A semantic convention lock. How to represent an HTTP request (http.request.method, url.full, http.response.status_code) and a DB query (db.system.name, db.query.text) got agreed. Without this, OTel would have been just another SDK.
CNCF graduation. In 2024 OpenTelemetry graduated as the second-most-active CNCF project after Kubernetes. The signal mattered — this is a real neutral standard, not something owned by one company.

Old landscape vs new

Item	Pre-2019	2026
Tracing standard	OpenTracing + OpenCensus in parallel	OpenTelemetry single
Wire protocol	One per vendor	OTLP/gRPC + OTLP/HTTP
Library instrumentation	Baked into a vendor SDK	Baked into the OTel API, SDK is swappable
Logs	Separate pipeline (Fluentd, etc.)	One OTel signal
Metrics	Separate Prometheus camp	OTLP + Prometheus compat
Auto-instrumentation	A few languages	Java, Python, Node, Go, Ruby, .NET, PHP, Rust
Semantics	Per-vendor	`http.`, `db.`, `messaging.*` locked

2. OTLP — Why the Wire Protocol Matters Most

The heart of OpenTelemetry is not the SDK; it is OTLP. OTLP is the protobuf schema and transport protocol that ships trace, metric, log, and profile data to a backend.

2.1 Two transports

OTLP/gRPC — protobuf over HTTP/2. Default port 4317. Most efficient. The default in server environments.
OTLP/HTTP — protobuf or JSON over HTTP/1.1. Default port 4318. Used in browsers, Lambda, and environments where firewalls block gRPC.

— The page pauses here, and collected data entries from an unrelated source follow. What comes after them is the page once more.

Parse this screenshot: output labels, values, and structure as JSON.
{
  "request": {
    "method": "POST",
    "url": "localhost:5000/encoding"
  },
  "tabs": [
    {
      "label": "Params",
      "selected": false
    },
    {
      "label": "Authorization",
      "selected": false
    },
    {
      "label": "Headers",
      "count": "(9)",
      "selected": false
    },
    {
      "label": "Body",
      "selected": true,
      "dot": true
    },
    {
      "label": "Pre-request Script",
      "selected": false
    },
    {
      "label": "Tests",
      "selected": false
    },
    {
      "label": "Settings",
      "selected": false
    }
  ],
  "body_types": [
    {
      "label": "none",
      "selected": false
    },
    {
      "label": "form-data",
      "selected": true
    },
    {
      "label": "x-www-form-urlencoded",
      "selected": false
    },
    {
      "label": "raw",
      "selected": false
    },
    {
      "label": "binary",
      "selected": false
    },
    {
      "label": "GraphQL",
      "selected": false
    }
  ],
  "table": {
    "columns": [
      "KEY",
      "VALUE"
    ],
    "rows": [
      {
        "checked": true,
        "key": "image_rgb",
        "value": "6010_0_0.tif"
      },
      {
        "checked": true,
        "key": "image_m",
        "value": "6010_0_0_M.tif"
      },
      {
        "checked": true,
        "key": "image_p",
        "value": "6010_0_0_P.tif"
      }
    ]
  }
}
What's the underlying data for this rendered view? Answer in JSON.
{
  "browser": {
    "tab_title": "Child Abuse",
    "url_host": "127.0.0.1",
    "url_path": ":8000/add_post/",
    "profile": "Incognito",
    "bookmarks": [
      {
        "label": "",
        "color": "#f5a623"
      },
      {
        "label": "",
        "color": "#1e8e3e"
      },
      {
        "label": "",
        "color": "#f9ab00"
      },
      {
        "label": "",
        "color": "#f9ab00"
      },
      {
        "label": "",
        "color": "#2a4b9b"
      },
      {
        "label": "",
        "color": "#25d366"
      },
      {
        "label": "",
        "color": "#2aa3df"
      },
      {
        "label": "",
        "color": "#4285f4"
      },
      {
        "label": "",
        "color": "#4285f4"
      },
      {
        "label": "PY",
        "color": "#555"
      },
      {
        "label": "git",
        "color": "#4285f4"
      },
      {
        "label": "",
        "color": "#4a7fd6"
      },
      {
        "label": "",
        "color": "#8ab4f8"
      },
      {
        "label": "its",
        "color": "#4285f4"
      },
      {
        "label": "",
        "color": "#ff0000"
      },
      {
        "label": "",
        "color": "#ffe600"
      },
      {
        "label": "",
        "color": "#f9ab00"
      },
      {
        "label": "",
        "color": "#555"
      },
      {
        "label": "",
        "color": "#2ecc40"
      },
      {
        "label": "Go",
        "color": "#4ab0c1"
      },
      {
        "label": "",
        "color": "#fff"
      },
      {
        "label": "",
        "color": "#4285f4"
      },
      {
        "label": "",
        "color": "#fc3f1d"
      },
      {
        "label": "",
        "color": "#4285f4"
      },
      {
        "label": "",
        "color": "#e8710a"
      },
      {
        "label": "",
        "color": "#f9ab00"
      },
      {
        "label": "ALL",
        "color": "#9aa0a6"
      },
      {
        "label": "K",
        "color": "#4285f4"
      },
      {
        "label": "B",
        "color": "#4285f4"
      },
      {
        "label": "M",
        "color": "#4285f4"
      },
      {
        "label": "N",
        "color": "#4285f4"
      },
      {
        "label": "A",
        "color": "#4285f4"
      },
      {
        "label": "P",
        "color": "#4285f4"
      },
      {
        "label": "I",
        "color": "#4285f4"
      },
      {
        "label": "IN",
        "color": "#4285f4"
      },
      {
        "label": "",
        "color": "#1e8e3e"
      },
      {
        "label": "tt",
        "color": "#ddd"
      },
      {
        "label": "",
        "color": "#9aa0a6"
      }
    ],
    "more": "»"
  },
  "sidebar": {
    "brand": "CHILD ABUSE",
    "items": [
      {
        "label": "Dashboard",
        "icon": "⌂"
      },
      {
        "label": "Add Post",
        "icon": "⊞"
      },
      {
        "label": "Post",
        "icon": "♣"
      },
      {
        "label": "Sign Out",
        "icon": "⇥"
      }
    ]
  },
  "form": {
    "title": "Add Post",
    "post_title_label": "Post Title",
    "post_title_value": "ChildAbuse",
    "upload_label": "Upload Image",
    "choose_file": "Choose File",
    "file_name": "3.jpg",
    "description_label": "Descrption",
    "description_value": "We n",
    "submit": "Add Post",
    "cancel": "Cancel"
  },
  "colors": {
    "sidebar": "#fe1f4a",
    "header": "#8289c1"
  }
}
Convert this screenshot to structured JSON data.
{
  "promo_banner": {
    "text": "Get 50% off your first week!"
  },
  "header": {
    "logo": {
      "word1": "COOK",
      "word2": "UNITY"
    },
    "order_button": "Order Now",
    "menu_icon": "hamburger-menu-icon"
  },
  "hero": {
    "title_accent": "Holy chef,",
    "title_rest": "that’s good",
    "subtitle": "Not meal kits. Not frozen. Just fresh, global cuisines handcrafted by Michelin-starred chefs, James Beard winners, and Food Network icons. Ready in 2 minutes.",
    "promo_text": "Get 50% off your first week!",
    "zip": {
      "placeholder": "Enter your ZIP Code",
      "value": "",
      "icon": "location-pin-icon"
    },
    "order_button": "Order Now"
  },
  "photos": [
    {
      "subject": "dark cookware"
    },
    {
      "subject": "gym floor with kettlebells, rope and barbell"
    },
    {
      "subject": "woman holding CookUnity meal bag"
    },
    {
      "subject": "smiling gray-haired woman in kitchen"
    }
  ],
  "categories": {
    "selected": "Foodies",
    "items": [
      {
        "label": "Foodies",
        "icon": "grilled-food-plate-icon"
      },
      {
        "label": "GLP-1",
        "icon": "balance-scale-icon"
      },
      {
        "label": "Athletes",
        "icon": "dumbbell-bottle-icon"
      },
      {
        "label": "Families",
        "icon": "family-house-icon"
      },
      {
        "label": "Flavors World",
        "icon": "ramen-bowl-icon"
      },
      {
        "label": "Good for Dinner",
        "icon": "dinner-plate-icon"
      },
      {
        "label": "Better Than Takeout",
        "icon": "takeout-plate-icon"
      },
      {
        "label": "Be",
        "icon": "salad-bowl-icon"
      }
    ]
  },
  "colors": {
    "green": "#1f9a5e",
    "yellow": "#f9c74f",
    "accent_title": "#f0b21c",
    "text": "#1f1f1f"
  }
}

The payload (schema) is identical; only the transport differs. This separation matters — sending traces directly from a browser over OTLP/HTTP became possible.

2.2 Wire shape (simplified)

message ExportTraceServiceRequest {
  repeated ResourceSpans resource_spans = 1;
}

message ResourceSpans {
  Resource resource = 1;          // service info (service.name, deployment.environment...)
  repeated ScopeSpans scope_spans = 2;
}

message ScopeSpans {
  InstrumentationScope scope = 1; // which library produced the spans
  repeated Span spans = 2;
}

message Span {
  bytes trace_id = 1;
  bytes span_id = 2;
  string name = 5;
  fixed64 start_time_unix_nano = 7;
  fixed64 end_time_unix_nano = 8;
  repeated KeyValue attributes = 9;  // e.g. http.request.method = "GET"
  repeated Event events = 11;
  repeated Link links = 13;
  Status status = 15;
}

The key is the three-level Resource → Scope → Span tree. Spans from the same service and same library are bundled together, which compresses well.

2.3 Metrics and logs

The same pattern repeats for metrics, logs, and profiles.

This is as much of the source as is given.